Communication has now become the central science and tool of public health practice (in contrast to the central role of epidemiology in the past). In these times particularly, local public health leaders serve as a credible and trusted voice to address the needs of the public for meaningful, empathetic, consistent, and factual communications. A few questions may be useful:


                                                               i.      As I communicate with others (my staff, my colleagues, local elected officials, and the public), what do they really need to hear? This question contrasts with the frequent mindset which asks “What do I need to say?”

                                                                     ii.      Am I then tailoring communication to meet the specific needs of the audience?

                                                                    iii.      What is the strategic intent of our communication?

                                                                              iv.      How is my communication helping to prepare others for what lies ahead?

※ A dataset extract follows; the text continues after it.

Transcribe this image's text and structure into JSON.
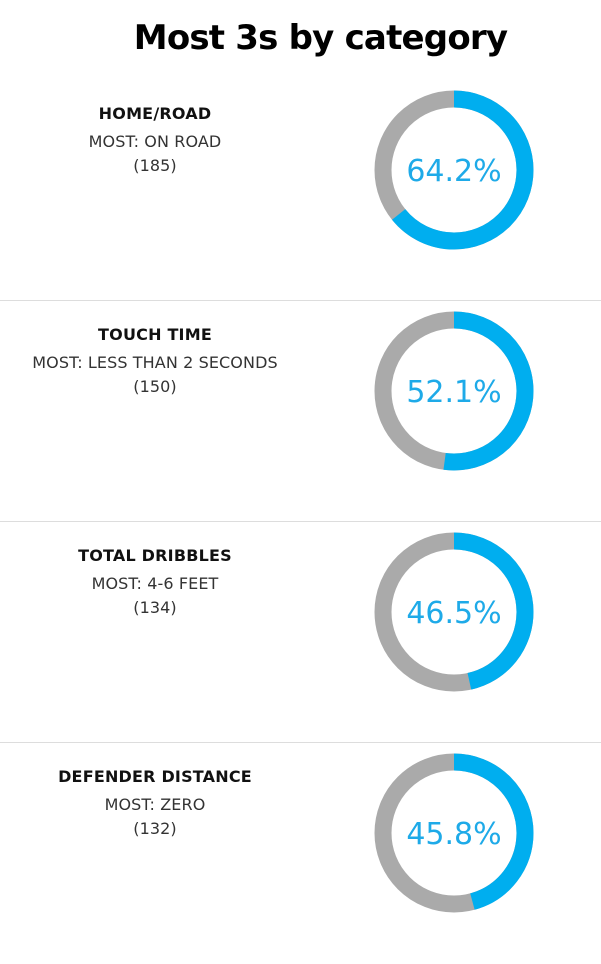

In public health emergencies, the collective energy of the public health workforce (along with that of the healthcare workforce) will be drained and stretched to the limit. We are seeing this in COVID-19 across the US. As a result, public health leaders will be called on to monitor their own energy level and that of team members. The current situation appears to be “more of a marathon than a sprint”. In light of that challenge, public health leaders may want to ask a few questions. It is highly suggested that part of doing so requires the leader to separate out issues into 3 categories: 1) “must do”, 2) “good to do” and 3) “nice to do.”

A few questions related to energy preservation include:

                                                           i.      To what extend am I focusing the finite energy of my team on those “must do” priorities in a daily morning meeting to assemble and plan together?

                                                                ii.      In what ways am I modeling self-care and encouraging others to do so?

                                                               iii.      What systems are in place to monitor burnout and other signs of energy depletion and then to act accordingly?


                                                             iv.      To what extent are we reaching out to those with expertise and experience in dealing with public health crises to supplement staff capacity?


The crucial work of public health is generally conducted in the shadows. The COVID-19 crisis thrusts that work and the public health leaders that guide it into the full light of day. Leaders face increased risks with heightened exposure. But with increased risk comes increased opportunity. By using above practical recommendations on better situational awareness, wise decision making, improved communications and optimal energy management, public health leaders have an opportunity as rarely before to prevent disease and save lives. Adaptive leadership is recommended to be put into practice by public health leaders in rural and urban US during current pandemic.


1. (2009) The Practice of Adaptive Leadership: Tools and Tactics for Changing Your Organization and the World. Ronald Abadian Heifetz, Ronald Heifetz, Alexander Grashow, Martin Linsky. Harvard Business Press, USA.